Michel Boujenah Mohamed Zineabidine
Le communiqué du ministère des Affaires culturelles à propos de l’affaire de la programmation de Michel Boujenah au Festival de Carthage est démagogique et pernicieux.
Par Noura Borsali *
A la suite de la polémique suscitée par la participation programmée de Michel Boujenah au Festival international de Carthage 2017 et à l’appel de l’UGTT, la centrale syndicale, et de biens de citoyens tunisiens à l’annulation du spectacle de l’artiste franco-tunisien, le ministère des Affaires culturelles tunisien a réagi en publiant, ce matin, mercredi 5 juillet 2017, un communiqué pour répondre aux critiques exprimées.
Qui a parlé de juifs et de non-juifs ?
Le texte, dans son introduction, n’a pas manqué de rappeler les origines juives de Michel Boujenah (?). Et fort, note-t-il, des valeurs défendues par les événements de décembre 2010 et du 11 janvier 2011, qui ont appelé à une rupture avec les méthodes des gouvernements antérieurs, il souligne l’attachement du ministère à «la démocratie participative» et à sa non-ingérence dans les programmes choisis par des comités «indépendants». Il y annonce une consultation de la société civile à propos du spectacle prévu de Michel Boujenah tout en réaffirmant son soutien à la cause palestinienne et en rappelant les accords culturels existant entre les deux Etats tunisiens et palestiniens. Le tout, écrit-on, dans le respect de «l’intérêt national qui prime sur tous les autres intérêts».
Ce communiqué, pour être foncièrement démagogique et pernicieux, appelle, sans conteste, des remarques et des réserves.
D’abord, l’évocation de l’origine religieuse, en l’occurrence juive, de l’artiste est, le moins que l’on puisse dire, bizarre et dangereuse. Car ni la polémique suscitée par la présence de Boujenah au Festival international de Carthage ni les positions de ceux qui s’y opposent n’ont fait allusion, un seul moment, à son origine juive.
Le débat s’est bien situé au niveau des positions politiques de Boujenah vis-à-vis des Palestiniens et de son soutien apporté à l’armée israélienne à un moment de conflit crucial opposant les Palestiniens et les Israéliens. Ses propos ont été publiés et largement diffusés sur la toile.
En évoquant les origines juives de l’artiste, le ministère a commis ici une dérive dangereuse et pernicieuse parce qu’elle situe, maladroitement, le problème dans un conflit juifs et non-juifs ou musulmans. Il transforme la polémique en une polémique religieuse et raciste, et ce en éludant sciemment les considérations politiques défendues par les détracteurs de Michel Boujenah.
L’essentiel pour le ministère est de ne pas évoquer Israël et le sionisme mais de placer, répétons-le, la question sur le plan identitaire et religieux.
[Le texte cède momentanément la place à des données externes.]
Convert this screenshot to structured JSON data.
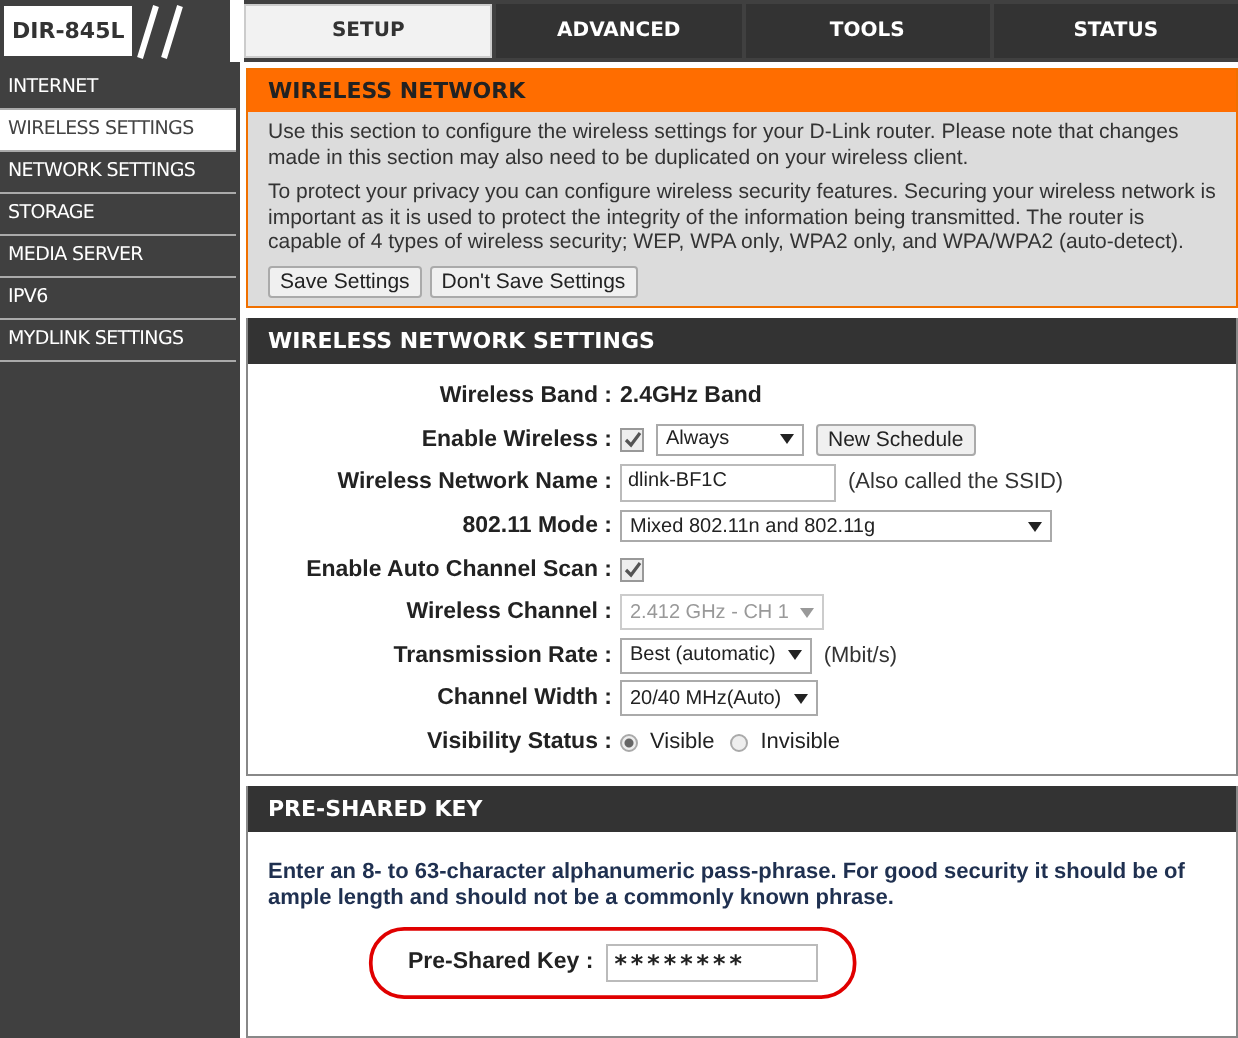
{
  "logo": "DIR-845L",
  "tabs": [
    {
      "label": "SETUP",
      "selected": true
    },
    {
      "label": "ADVANCED",
      "selected": false
    },
    {
      "label": "TOOLS",
      "selected": false
    },
    {
      "label": "STATUS",
      "selected": false
    }
  ],
  "sidebar": {
    "items": [
      {
        "label": "INTERNET",
        "selected": false
      },
      {
        "label": "WIRELESS SETTINGS",
        "selected": true
      },
      {
        "label": "NETWORK SETTINGS",
        "selected": false
      },
      {
        "label": "STORAGE",
        "selected": false
      },
      {
        "label": "MEDIA SERVER",
        "selected": false
      },
      {
        "label": "IPV6",
        "selected": false
      },
      {
        "label": "MYDLINK SETTINGS",
        "selected": false
      }
    ]
  },
  "intro": {
    "title": "WIRELESS NETWORK",
    "paragraphs": [
      "Use this section to configure the wireless settings for your D-Link router. Please note that changes made in this section may also need to be duplicated on your wireless client.",
      "To protect your privacy you can configure wireless security features. Securing your wireless network is important as it is used to protect the integrity of the information being transmitted. The router is capable of 4 types of wireless security; WEP, WPA only, WPA2 only, and WPA/WPA2 (auto-detect)."
    ],
    "buttons": [
      "Save Settings",
      "Don't Save Settings"
    ]
  },
  "settings": {
    "title": "WIRELESS NETWORK SETTINGS",
    "rows": [
      {
        "label": "Wireless Band :",
        "kind": "text",
        "value": "2.4GHz Band"
      },
      {
        "label": "Enable Wireless :",
        "kind": "checkbox-schedule",
        "checked": true,
        "select": "Always",
        "button": "New Schedule"
      },
      {
        "label": "Wireless Network Name :",
        "kind": "input",
        "value": "dlink-BF1C",
        "note": "(Also called the SSID)"
      },
      {
        "label": "802.11 Mode :",
        "kind": "wide-select",
        "value": "Mixed 802.11n and 802.11g",
        "disabled": false
      },
      {
        "label": "Enable Auto Channel Scan :",
        "kind": "checkbox",
        "checked": true
      },
      {
        "label": "Wireless Channel :",
        "kind": "select",
        "value": "2.412 GHz - CH 1",
        "disabled": true
      },
      {
        "label": "Transmission Rate :",
        "kind": "select",
        "value": "Best (automatic)",
        "disabled": false,
        "note": "(Mbit/s)"
      },
      {
        "label": "Channel Width :",
        "kind": "select",
        "value": "20/40 MHz(Auto)",
        "disabled": false
      },
      {
        "label": "Visibility Status :",
        "kind": "radios",
        "options": [
          {
            "label": "Visible",
            "selected": true
          },
          {
            "label": "Invisible",
            "selected": false
          }
        ]
      }
    ]
  },
  "psk": {
    "title": "PRE-SHARED KEY",
    "text": "Enter an 8- to 63-character alphanumeric pass-phrase. For good security it should be of ample length and should not be a commonly known phrase.",
    "label": "Pre-Shared Key :",
    "value": "********",
    "highlighted": true
  }
}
C’est tout simplement GRAVISSIME. Oui Gravissime parce que, d’une part, la question, telle que posée dans le communiqué, dénature les critiques de citoyens tunisiens et que, d’autre part, elle altère l’image de la Tunisie déjà ternie par les actes terroristes et contribue, de ce fait, à en éloigner les potentiels visiteurs (touristes). Et plus grave encore, elle verse de l’eau dans le moulin de ceux qui, sous d’autres cieux, n’ont cesse de propager l’idée sur l’intolérance de nos sociétés.
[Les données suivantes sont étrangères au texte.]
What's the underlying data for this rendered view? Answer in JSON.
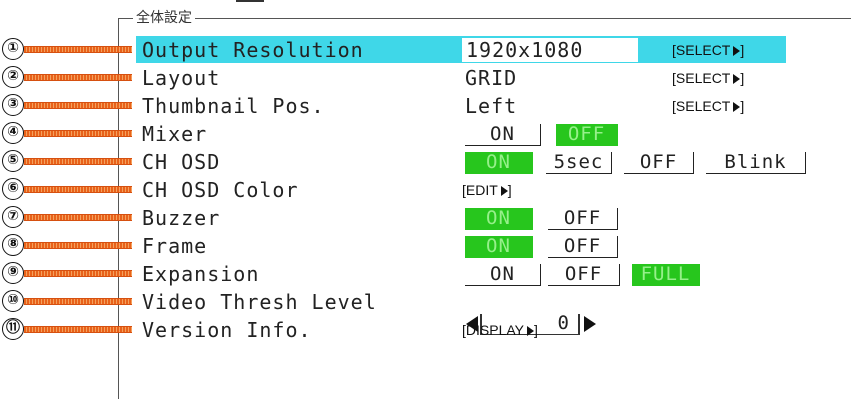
{
  "group_title": "全体設定",
  "rows": [
    {
      "num": "①",
      "label": "Output Resolution",
      "value": "1920x1080",
      "action": "[SELECT"
    },
    {
      "num": "②",
      "label": "Layout",
      "value": "GRID",
      "action": "[SELECT"
    },
    {
      "num": "③",
      "label": "Thumbnail Pos.",
      "value": "Left",
      "action": "[SELECT"
    },
    {
      "num": "④",
      "label": "Mixer",
      "options": [
        "ON",
        "OFF"
      ]
    },
    {
      "num": "⑤",
      "label": "CH OSD",
      "options": [
        "ON",
        "5sec",
        "OFF",
        "Blink"
      ]
    },
    {
      "num": "⑥",
      "label": "CH OSD Color",
      "action": "[EDIT"
    },
    {
      "num": "⑦",
      "label": "Buzzer",
      "options": [
        "ON",
        "OFF"
      ]
    },
    {
      "num": "⑧",
      "label": "Frame",
      "options": [
        "ON",
        "OFF"
      ]
    },
    {
      "num": "⑨",
      "label": "Expansion",
      "options": [
        "ON",
        "OFF",
        "FULL"
      ]
    },
    {
      "num": "⑩",
      "label": "Video Thresh Level",
      "slider_value": "0"
    },
    {
      "num": "⑪",
      "label": "Version Info.",
      "action": "[DISPLAY"
    }
  ],
  "colors": {
    "highlight": "#3fd7e8",
    "selected": "#27c61d",
    "callout_line": "#e8621a"
  },
  "icons": {
    "select_arrow": "triangle-right-icon",
    "slider_left": "triangle-left-icon",
    "slider_right": "triangle-right-icon"
  }
}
La «démocratie participative» de Zinelabidine
Par ailleurs, le ministère souligne, dans son communiqué, son adhésion à «la démocratie participative» qui aboutit, note-t-il, à une consultation préalable de la société civile avant toute prise de décision. Il a affirmé, en conséquence, sa non-ingérence dans les programmes des festivals établis, selon lui, par des comités tout à fait indépendants.
Ces propos ne reflètent aucunement la réalité des faits et appellent des interrogations. Quand le ministère a-t-il usé de sa «démocratie participative» pour fixer les programmes du Festival international de Carthage?
La société civile a-t-elle été consultée sur les choix et surtout sur les prix élevés des spectacles, comme il le prétend?
Dire que les choix se font en toute indépendance est un leurre. Pour preuves : le choix des membres du comité du festival, dont certains appartiennent au staff du ministre, et aussi les conflits qui ont opposé les deux derniers directeurs du festival, Amel Moussa et Mokhtar Rassaa, au ministre Mohamed Zinelabidine confirment bel et bien une ingérence du ministère dans le choix de la programmation, et en dehors de toute consultation de la société civile.
Peut-être que ce communiqué ne constitue-t-il, en réalité, qu’un excès de zèle dont le ministère des Affaires culturelles aurait pu se passer.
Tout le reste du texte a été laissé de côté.